BERLIN taz | Am Ende trifft es immer die Schwachen. Und die Politik schaut weg. Diesen Vorwurf erhebt die Nationale Armutskonferenz (NAK), ein Zusammenschluss unterschiedlicher Wohlfahrtsverbände wie Caritas und der Arbeiterwohlfahrt, in einem neuen Bericht zur Armut in Deutschland. Er trägt den Titel „Zehn Jahre Hartz IV - zehn verlorene Jahre“.

Um Hartz IV geht es allerdings eher nebenbei. Dessen Einführung zum 1. Januar 2005 liegt schon beinahe elf Jahre zurück. Auch hatte die NAK bereits 2012 einen Bericht vorgelegt, der Armut als „politisch gewollt“ anprangerte. Diesmal ist die Rhetorik nicht ganz so scharf. Der Vorwurf wiegt gleichwohl schwer: Die Politik nehme Armut und soziale Ausgrenzung als „fast schon unabänderlich“ hin, anstatt die nötige Entschiedenheit an den Tag zu legen.

Daher sieht das Bündnis die Notwendigkeit, erneut ein entsprechendes Papier zu veröffentlichen. Die Frage, ob auch die steigende Zuwanderung Anlass gegeben habe, weist man zurück: Auf keinen Fall sollten von Armut betroffene Menschen gegeneinander ausgespielt werden.

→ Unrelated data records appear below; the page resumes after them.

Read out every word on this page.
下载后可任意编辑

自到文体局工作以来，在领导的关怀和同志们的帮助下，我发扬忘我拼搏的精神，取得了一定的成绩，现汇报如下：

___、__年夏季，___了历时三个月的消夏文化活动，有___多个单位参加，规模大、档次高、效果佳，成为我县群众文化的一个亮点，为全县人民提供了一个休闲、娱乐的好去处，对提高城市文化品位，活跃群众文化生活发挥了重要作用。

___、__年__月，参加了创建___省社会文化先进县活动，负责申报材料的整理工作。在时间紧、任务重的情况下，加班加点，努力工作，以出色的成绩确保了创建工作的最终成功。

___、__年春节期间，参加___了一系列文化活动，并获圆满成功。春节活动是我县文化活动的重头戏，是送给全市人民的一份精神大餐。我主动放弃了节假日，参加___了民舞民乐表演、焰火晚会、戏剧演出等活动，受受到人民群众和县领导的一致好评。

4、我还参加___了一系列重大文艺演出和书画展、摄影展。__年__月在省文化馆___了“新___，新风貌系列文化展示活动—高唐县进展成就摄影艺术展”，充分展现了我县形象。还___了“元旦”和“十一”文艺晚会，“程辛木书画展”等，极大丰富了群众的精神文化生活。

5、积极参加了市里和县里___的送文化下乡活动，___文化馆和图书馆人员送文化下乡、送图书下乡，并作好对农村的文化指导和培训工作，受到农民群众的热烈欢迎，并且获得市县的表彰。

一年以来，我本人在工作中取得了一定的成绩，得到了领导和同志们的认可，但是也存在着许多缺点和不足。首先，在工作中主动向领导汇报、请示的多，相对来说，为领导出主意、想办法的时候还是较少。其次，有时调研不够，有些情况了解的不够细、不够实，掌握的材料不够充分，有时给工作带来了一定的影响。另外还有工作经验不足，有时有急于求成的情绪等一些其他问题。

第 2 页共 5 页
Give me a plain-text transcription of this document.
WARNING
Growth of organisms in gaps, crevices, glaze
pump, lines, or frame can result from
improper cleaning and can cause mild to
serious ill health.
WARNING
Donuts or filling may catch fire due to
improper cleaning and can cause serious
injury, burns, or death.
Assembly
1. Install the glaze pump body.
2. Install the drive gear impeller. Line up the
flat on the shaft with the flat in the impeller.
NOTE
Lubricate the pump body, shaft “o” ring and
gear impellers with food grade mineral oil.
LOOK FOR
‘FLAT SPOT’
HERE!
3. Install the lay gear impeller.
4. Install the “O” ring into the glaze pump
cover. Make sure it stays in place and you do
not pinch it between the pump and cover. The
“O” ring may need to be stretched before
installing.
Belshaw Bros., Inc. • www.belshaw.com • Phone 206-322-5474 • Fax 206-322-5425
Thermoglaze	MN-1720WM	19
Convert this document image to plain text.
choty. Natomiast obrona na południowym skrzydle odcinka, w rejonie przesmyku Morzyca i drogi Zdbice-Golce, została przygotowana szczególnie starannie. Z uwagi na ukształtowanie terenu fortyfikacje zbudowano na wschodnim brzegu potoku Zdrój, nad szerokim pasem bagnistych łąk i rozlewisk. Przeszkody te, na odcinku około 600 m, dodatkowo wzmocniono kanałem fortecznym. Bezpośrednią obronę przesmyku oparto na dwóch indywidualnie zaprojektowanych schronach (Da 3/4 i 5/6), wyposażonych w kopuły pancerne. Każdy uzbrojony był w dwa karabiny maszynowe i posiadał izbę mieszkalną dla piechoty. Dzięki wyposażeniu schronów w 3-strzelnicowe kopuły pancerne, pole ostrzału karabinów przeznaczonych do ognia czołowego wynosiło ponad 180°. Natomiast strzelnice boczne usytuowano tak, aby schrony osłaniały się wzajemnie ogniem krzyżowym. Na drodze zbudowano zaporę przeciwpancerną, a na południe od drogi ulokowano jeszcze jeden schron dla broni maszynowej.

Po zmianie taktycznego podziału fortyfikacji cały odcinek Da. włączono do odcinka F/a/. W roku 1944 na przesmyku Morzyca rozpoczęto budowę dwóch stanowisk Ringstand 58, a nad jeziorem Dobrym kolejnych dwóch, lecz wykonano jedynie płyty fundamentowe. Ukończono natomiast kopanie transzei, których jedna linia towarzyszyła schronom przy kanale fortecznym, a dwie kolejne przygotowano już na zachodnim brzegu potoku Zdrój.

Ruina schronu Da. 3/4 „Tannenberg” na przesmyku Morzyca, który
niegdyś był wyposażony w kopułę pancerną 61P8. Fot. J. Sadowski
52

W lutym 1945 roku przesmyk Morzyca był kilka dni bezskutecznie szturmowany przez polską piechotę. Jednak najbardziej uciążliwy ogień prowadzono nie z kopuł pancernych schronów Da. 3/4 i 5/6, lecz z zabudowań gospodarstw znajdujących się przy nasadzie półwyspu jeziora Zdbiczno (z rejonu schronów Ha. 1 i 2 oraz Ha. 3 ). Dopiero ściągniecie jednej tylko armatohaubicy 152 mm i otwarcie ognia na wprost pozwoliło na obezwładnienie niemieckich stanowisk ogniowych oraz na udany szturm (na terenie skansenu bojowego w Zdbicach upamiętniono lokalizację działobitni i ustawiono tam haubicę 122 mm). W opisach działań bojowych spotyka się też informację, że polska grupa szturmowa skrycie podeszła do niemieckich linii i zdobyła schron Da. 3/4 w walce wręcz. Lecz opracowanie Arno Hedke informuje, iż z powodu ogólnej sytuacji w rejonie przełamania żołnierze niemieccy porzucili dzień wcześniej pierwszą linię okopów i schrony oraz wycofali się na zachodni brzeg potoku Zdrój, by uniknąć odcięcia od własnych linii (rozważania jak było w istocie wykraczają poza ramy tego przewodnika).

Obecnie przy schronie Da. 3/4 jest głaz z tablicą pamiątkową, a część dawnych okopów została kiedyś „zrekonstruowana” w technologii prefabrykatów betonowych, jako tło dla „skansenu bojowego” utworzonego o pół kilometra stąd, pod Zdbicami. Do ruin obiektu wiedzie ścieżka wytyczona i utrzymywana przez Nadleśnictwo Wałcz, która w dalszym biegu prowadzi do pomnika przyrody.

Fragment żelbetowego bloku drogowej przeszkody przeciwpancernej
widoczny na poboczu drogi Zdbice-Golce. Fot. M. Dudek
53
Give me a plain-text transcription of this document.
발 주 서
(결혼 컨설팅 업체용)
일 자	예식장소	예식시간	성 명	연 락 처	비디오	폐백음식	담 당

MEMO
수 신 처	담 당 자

Die NAK will vor allem auf die Situation der von Armut betroffenen Kinder aufmerksam machen. In Deutschland lebt inzwischen jedes fünfte in einer Familie, in der „am Ende des Geldes noch Monat übrig ist“. In diesen Umständen sieht NAK-Sprecher Frank Johannes Hensel den Beginn einer Abwärtsspirale: „Klar kann man das überleben, aber dieses Nicht-dabei-sein-können von klein an wird für die meisten ein Leben lang anhalten.“

Alleinerziehende haben es schwer

Kinderarmut hänge außerdem mit der schwierigen finanziellen Situation vieler Alleinerziehender eng zusammen, sagt die Co-Autorin des Berichts Anne Lenze (Hochschule Darmstadt). Etwa die Hälfte der von Armut betroffenen Kinder lebten bei alleinerziehenden Elternteilen.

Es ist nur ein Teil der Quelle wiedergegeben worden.